Marketing emails
What is a marketing email?
Businesses send marketing emails to promote their products or services. They’re sent with the intention to sell or build brand awareness and engagement. An effective digital marketing tool, these emails target potential customers who may convert or existing customers who may repurchase.
How are marketing emails different from transactional emails?
Many businesses confuse marketing emails and transactional emails to their detriment. Here are a few characteristics that set them apart.
Purpose
The intention of marketing emails is to promote a product or service or to initiate an engagement that will result in a sale. Transactional emails relay information or acknowledgement of an action.
Content
Marketing emails are bulk emails. They often carry the same information or content (like a year-end offer) to all of the recipients on the list. Transactional emails carry personalized information that will vary based on the recipient and the action they perform.
Trigger
Marketing emails don't work based on triggers. They’re often scheduled to be sent at a specific time.

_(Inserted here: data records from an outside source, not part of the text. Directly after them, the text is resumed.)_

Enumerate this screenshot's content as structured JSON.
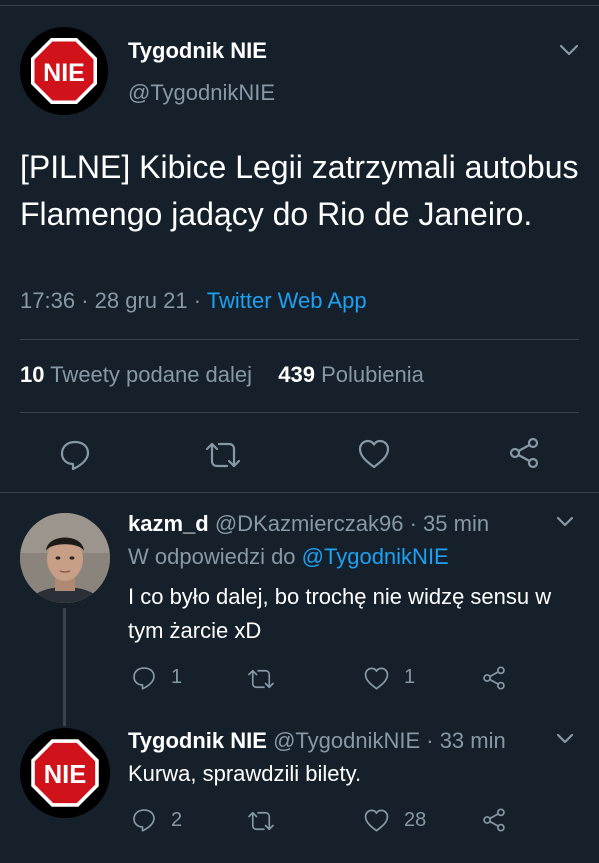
{
  "main_tweet": {
    "avatar_text": "NIE",
    "name": "Tygodnik NIE",
    "handle": "@TygodnikNIE",
    "text": "[PILNE] Kibice Legii zatrzymali autobus Flamengo jadący do Rio de Janeiro.",
    "time": "17:36",
    "date": "28 gru 21",
    "sep": "·",
    "source": "Twitter Web App",
    "retweets_count": "10",
    "retweets_label": "Tweety podane dalej",
    "likes_count": "439",
    "likes_label": "Polubienia"
  },
  "replies": [
    {
      "name": "kazm_d",
      "handle": "@DKazmierczak96",
      "time": "· 35 min",
      "reply_prefix": "W odpowiedzi do",
      "reply_to": "@TygodnikNIE",
      "text": "I co było dalej, bo trochę nie widzę sensu w tym żarcie xD",
      "reply_count": "1",
      "retweet_count": "",
      "like_count": "1"
    },
    {
      "name": "Tygodnik NIE",
      "handle": "@TygodnikNIE",
      "time": "· 33 min",
      "avatar_text": "NIE",
      "text": "Kurwa, sprawdzili bilety.",
      "reply_count": "2",
      "retweet_count": "",
      "like_count": "28"
    }
  ],
  "icons": [
    "chevron-down-icon",
    "reply-icon",
    "retweet-icon",
    "like-icon",
    "share-icon"
  ],
  "colors": {
    "background": "#15202b",
    "text": "#ffffff",
    "muted": "#8899a6",
    "link": "#1da1f2",
    "divider": "#38444d",
    "stop_sign_red": "#d0121b"
  }
}
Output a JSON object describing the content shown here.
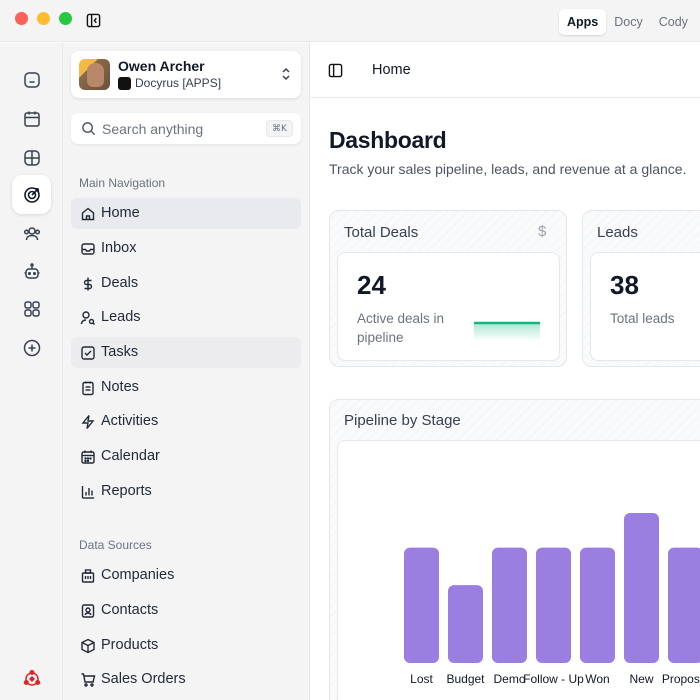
{
  "titlebar": {
    "tabs": [
      {
        "label": "Apps",
        "active": true
      },
      {
        "label": "Docy",
        "active": false
      },
      {
        "label": "Cody",
        "active": false
      }
    ]
  },
  "rail": {
    "icons": [
      "home-icon",
      "calendar-icon",
      "grid-icon",
      "target-icon",
      "users-icon",
      "bot-icon",
      "apps-icon",
      "plus-circle-icon"
    ],
    "active_index": 3
  },
  "user": {
    "name": "Owen Archer",
    "org": "Docyrus [APPS]"
  },
  "search": {
    "placeholder": "Search anything",
    "shortcut": "⌘K"
  },
  "nav": {
    "main_label": "Main Navigation",
    "main_items": [
      {
        "label": "Home",
        "icon": "home-icon"
      },
      {
        "label": "Inbox",
        "icon": "inbox-icon"
      },
      {
        "label": "Deals",
        "icon": "dollar-icon"
      },
      {
        "label": "Leads",
        "icon": "user-search-icon"
      },
      {
        "label": "Tasks",
        "icon": "checkbox-icon"
      },
      {
        "label": "Notes",
        "icon": "notes-icon"
      },
      {
        "label": "Activities",
        "icon": "lightning-icon"
      },
      {
        "label": "Calendar",
        "icon": "calendar-icon"
      },
      {
        "label": "Reports",
        "icon": "bar-chart-icon"
      }
    ],
    "data_label": "Data Sources",
    "data_items": [
      {
        "label": "Companies",
        "icon": "building-icon"
      },
      {
        "label": "Contacts",
        "icon": "contact-card-icon"
      },
      {
        "label": "Products",
        "icon": "box-icon"
      },
      {
        "label": "Sales Orders",
        "icon": "cart-icon"
      }
    ]
  },
  "main": {
    "breadcrumb": "Home",
    "title": "Dashboard",
    "subtitle": "Track your sales pipeline, leads, and revenue at a glance.",
    "cards": [
      {
        "title": "Total Deals",
        "symbol": "$",
        "value": "24",
        "desc": "Active deals in pipeline"
      },
      {
        "title": "Leads",
        "symbol": "",
        "value": "38",
        "desc": "Total leads"
      }
    ]
  },
  "chart_data": {
    "type": "bar",
    "title": "Pipeline by Stage",
    "categories": [
      "Lost",
      "Budget",
      "Demo",
      "Follow - Up",
      "Won",
      "New",
      "Proposal"
    ],
    "values": [
      4,
      2.7,
      4,
      4,
      4,
      5.2,
      4
    ],
    "bar_color": "#9b7fe0"
  },
  "colors": {
    "accent": "#9b7fe0",
    "spark": "#10b981"
  }
}
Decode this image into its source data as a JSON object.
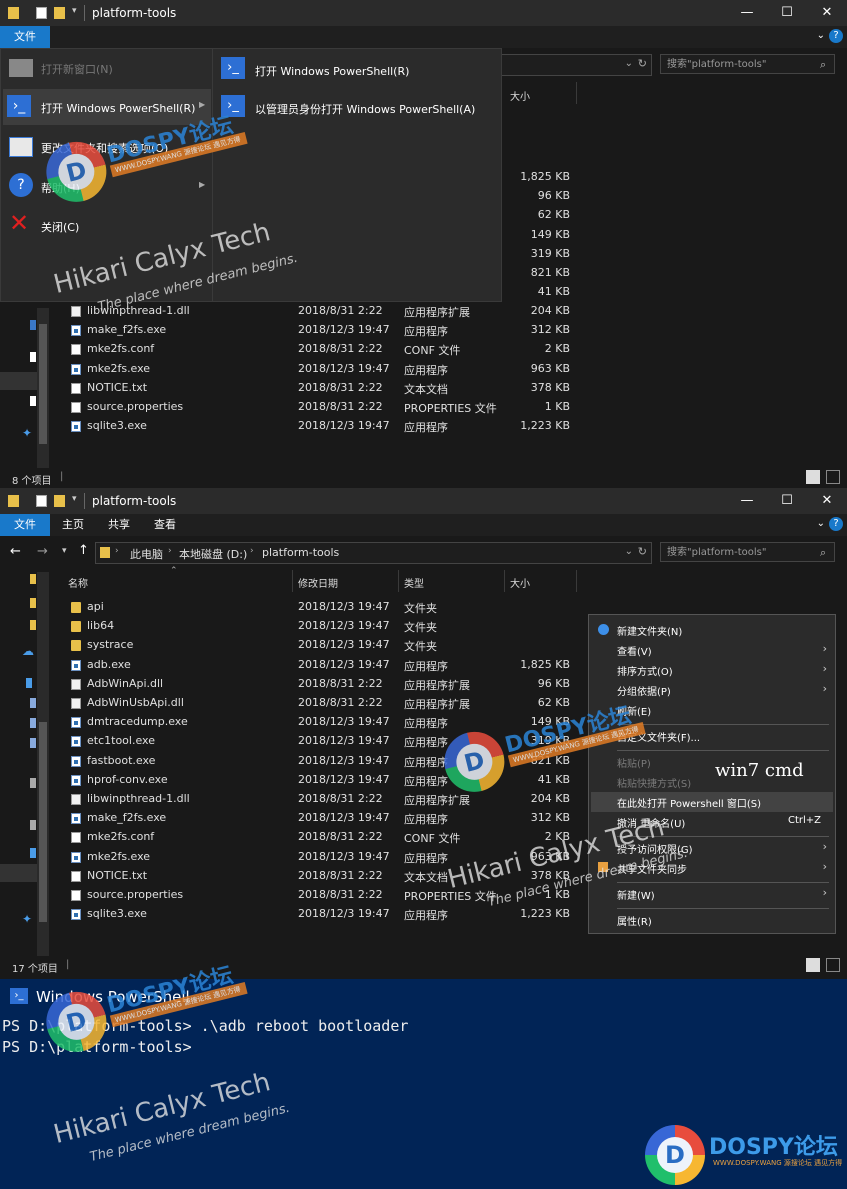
{
  "window": {
    "title": "platform-tools",
    "controls": [
      "—",
      "☐",
      "✕"
    ]
  },
  "ribbon": {
    "file": "文件",
    "tabs": [
      "主页",
      "共享",
      "查看"
    ]
  },
  "file_menu": {
    "items": [
      {
        "label": "打开新窗口(N)",
        "disabled": true,
        "icon": "window-icon"
      },
      {
        "label": "打开 Windows PowerShell(R)",
        "disabled": false,
        "icon": "powershell-icon",
        "submenu": true
      },
      {
        "label": "更改文件夹和搜索选项(O)",
        "disabled": false,
        "icon": "options-icon"
      },
      {
        "label": "帮助(H)",
        "disabled": false,
        "icon": "help-icon",
        "submenu": true
      },
      {
        "label": "关闭(C)",
        "disabled": false,
        "icon": "close-red-icon"
      }
    ],
    "submenu": [
      {
        "label": "打开 Windows PowerShell(R)",
        "icon": "powershell-icon"
      },
      {
        "label": "以管理员身份打开 Windows PowerShell(A)",
        "icon": "powershell-admin-icon"
      }
    ]
  },
  "address": {
    "crumbs": [
      "此电脑",
      "本地磁盘 (D:)",
      "platform-tools"
    ],
    "search_placeholder": "搜索\"platform-tools\""
  },
  "columns": {
    "name": "名称",
    "date": "修改日期",
    "type": "类型",
    "size": "大小"
  },
  "top_window": {
    "partial_sizes": [
      "1,825 KB",
      "96 KB",
      "62 KB",
      "149 KB",
      "319 KB",
      "821 KB",
      "41 KB"
    ],
    "files": [
      {
        "name": "libwinpthread-1.dll",
        "date": "2018/8/31 2:22",
        "type": "应用程序扩展",
        "size": "204 KB",
        "kind": "dll"
      },
      {
        "name": "make_f2fs.exe",
        "date": "2018/12/3 19:47",
        "type": "应用程序",
        "size": "312 KB",
        "kind": "exe"
      },
      {
        "name": "mke2fs.conf",
        "date": "2018/8/31 2:22",
        "type": "CONF 文件",
        "size": "2 KB",
        "kind": "txt"
      },
      {
        "name": "mke2fs.exe",
        "date": "2018/12/3 19:47",
        "type": "应用程序",
        "size": "963 KB",
        "kind": "exe"
      },
      {
        "name": "NOTICE.txt",
        "date": "2018/8/31 2:22",
        "type": "文本文档",
        "size": "378 KB",
        "kind": "txt"
      },
      {
        "name": "source.properties",
        "date": "2018/8/31 2:22",
        "type": "PROPERTIES 文件",
        "size": "1 KB",
        "kind": "txt"
      },
      {
        "name": "sqlite3.exe",
        "date": "2018/12/3 19:47",
        "type": "应用程序",
        "size": "1,223 KB",
        "kind": "exe"
      }
    ],
    "status": "8 个项目"
  },
  "bottom_window": {
    "files": [
      {
        "name": "api",
        "date": "2018/12/3 19:47",
        "type": "文件夹",
        "size": "",
        "kind": "folder"
      },
      {
        "name": "lib64",
        "date": "2018/12/3 19:47",
        "type": "文件夹",
        "size": "",
        "kind": "folder"
      },
      {
        "name": "systrace",
        "date": "2018/12/3 19:47",
        "type": "文件夹",
        "size": "",
        "kind": "folder"
      },
      {
        "name": "adb.exe",
        "date": "2018/12/3 19:47",
        "type": "应用程序",
        "size": "1,825 KB",
        "kind": "exe"
      },
      {
        "name": "AdbWinApi.dll",
        "date": "2018/8/31 2:22",
        "type": "应用程序扩展",
        "size": "96 KB",
        "kind": "dll"
      },
      {
        "name": "AdbWinUsbApi.dll",
        "date": "2018/8/31 2:22",
        "type": "应用程序扩展",
        "size": "62 KB",
        "kind": "dll"
      },
      {
        "name": "dmtracedump.exe",
        "date": "2018/12/3 19:47",
        "type": "应用程序",
        "size": "149 KB",
        "kind": "exe"
      },
      {
        "name": "etc1tool.exe",
        "date": "2018/12/3 19:47",
        "type": "应用程序",
        "size": "319 KB",
        "kind": "exe"
      },
      {
        "name": "fastboot.exe",
        "date": "2018/12/3 19:47",
        "type": "应用程序",
        "size": "821 KB",
        "kind": "exe"
      },
      {
        "name": "hprof-conv.exe",
        "date": "2018/12/3 19:47",
        "type": "应用程序",
        "size": "41 KB",
        "kind": "exe"
      },
      {
        "name": "libwinpthread-1.dll",
        "date": "2018/8/31 2:22",
        "type": "应用程序扩展",
        "size": "204 KB",
        "kind": "dll"
      },
      {
        "name": "make_f2fs.exe",
        "date": "2018/12/3 19:47",
        "type": "应用程序",
        "size": "312 KB",
        "kind": "exe"
      },
      {
        "name": "mke2fs.conf",
        "date": "2018/8/31 2:22",
        "type": "CONF 文件",
        "size": "2 KB",
        "kind": "txt"
      },
      {
        "name": "mke2fs.exe",
        "date": "2018/12/3 19:47",
        "type": "应用程序",
        "size": "963 KB",
        "kind": "exe"
      },
      {
        "name": "NOTICE.txt",
        "date": "2018/8/31 2:22",
        "type": "文本文档",
        "size": "378 KB",
        "kind": "txt"
      },
      {
        "name": "source.properties",
        "date": "2018/8/31 2:22",
        "type": "PROPERTIES 文件",
        "size": "1 KB",
        "kind": "txt"
      },
      {
        "name": "sqlite3.exe",
        "date": "2018/12/3 19:47",
        "type": "应用程序",
        "size": "1,223 KB",
        "kind": "exe"
      }
    ],
    "status": "17 个项目"
  },
  "context_menu": {
    "items": [
      {
        "label": "新建文件夹(N)",
        "disabled": false,
        "arrow": false,
        "shortcut": "",
        "icon": "new-folder-icon"
      },
      {
        "label": "查看(V)",
        "disabled": false,
        "arrow": true,
        "shortcut": ""
      },
      {
        "label": "排序方式(O)",
        "disabled": false,
        "arrow": true,
        "shortcut": ""
      },
      {
        "label": "分组依据(P)",
        "disabled": false,
        "arrow": true,
        "shortcut": ""
      },
      {
        "label": "刷新(E)",
        "disabled": false,
        "arrow": false,
        "shortcut": ""
      },
      {
        "sep": true
      },
      {
        "label": "自定义文件夹(F)...",
        "disabled": false,
        "arrow": false,
        "shortcut": ""
      },
      {
        "sep": true
      },
      {
        "label": "粘贴(P)",
        "disabled": true,
        "arrow": false,
        "shortcut": ""
      },
      {
        "label": "粘贴快捷方式(S)",
        "disabled": true,
        "arrow": false,
        "shortcut": ""
      },
      {
        "label": "在此处打开 Powershell 窗口(S)",
        "disabled": false,
        "arrow": false,
        "shortcut": "",
        "highlight": true
      },
      {
        "label": "撤消 重命名(U)",
        "disabled": false,
        "arrow": false,
        "shortcut": "Ctrl+Z"
      },
      {
        "sep": true
      },
      {
        "label": "授予访问权限(G)",
        "disabled": false,
        "arrow": true,
        "shortcut": ""
      },
      {
        "label": "共享文件夹同步",
        "disabled": false,
        "arrow": true,
        "shortcut": "",
        "icon": "sync-icon"
      },
      {
        "sep": true
      },
      {
        "label": "新建(W)",
        "disabled": false,
        "arrow": true,
        "shortcut": ""
      },
      {
        "sep": true
      },
      {
        "label": "属性(R)",
        "disabled": false,
        "arrow": false,
        "shortcut": ""
      }
    ]
  },
  "annotation": "win7 cmd",
  "powershell": {
    "title": "Windows PowerShell",
    "lines": [
      "PS D:\\platform-tools> .\\adb reboot bootloader",
      "PS D:\\platform-tools>"
    ]
  },
  "watermarks": {
    "brand": "Hikari Calyx Tech",
    "tagline": "The place where dream begins.",
    "forum": "DOSPY论坛",
    "forum_url": "WWW.DOSPY.WANG 源搜论坛 遇见方得"
  }
}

Transactional emails are automated and sent immediately after the user performs an action.
Optimization
Marketing email delivery is optimized for engagement. The time and delivery is designed so that it reaches the user when they’re most active online and likely to open the email. Transactional email delivery is optimized for speed and inbox placement. The goal is to deliver the information to the user as soon as they finish performing the action, without any delay.

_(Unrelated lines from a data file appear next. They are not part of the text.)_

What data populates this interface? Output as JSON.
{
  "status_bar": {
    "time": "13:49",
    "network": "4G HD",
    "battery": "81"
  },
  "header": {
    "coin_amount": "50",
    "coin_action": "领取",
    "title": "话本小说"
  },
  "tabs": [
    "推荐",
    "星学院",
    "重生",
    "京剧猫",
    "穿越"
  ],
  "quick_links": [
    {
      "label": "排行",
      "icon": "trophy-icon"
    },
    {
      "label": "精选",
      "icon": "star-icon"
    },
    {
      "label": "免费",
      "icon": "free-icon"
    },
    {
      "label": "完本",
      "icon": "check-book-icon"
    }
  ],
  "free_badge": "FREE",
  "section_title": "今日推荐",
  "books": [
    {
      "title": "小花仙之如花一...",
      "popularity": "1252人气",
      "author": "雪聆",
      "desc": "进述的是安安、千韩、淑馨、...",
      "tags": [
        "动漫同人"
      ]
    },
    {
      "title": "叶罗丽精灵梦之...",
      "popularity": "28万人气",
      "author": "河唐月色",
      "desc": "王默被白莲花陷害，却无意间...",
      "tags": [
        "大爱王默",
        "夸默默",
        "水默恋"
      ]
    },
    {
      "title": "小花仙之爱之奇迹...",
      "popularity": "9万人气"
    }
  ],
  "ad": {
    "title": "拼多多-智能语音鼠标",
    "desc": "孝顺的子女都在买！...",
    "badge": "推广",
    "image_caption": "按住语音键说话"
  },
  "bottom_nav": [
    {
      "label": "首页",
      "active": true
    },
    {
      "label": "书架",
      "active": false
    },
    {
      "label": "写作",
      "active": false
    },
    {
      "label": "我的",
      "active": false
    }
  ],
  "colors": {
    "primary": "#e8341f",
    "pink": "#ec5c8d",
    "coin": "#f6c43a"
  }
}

Common examples of marketing emails
Here are some examples of marketing emails often sent by businesses:
Seasonal sale promotions
Exclusive discount offers
Product launch emails
Newsletters
Holiday emails
Upsell or cross-sell emails
Event announcements
Webinar invites
Ensuring good deliverability of emails
Marketing emails and transactional emails are both important for a business because they serve different purposes. While there are best practices to ensure good delivery of both, it’s in the best interest of every business to separate their marketing email sending and transactional email sending. The delivery of each category of emails requires different tools and attention. Employing the right tool with the right features and delivery tactics is important to the deliverability of both marketing and transactional emails.
Marketing emails, though important, aren’t triggered by the user, so they run the risk of being marked as spam. When transactional emails and marketing emails are sent from the same service, if marketing emails are perceived as spam by recipient servers, it’s likely that the important transactional emails that the customers are expecting will also be marked as spam. To eliminate this risk, using a separate transactional email service is essential.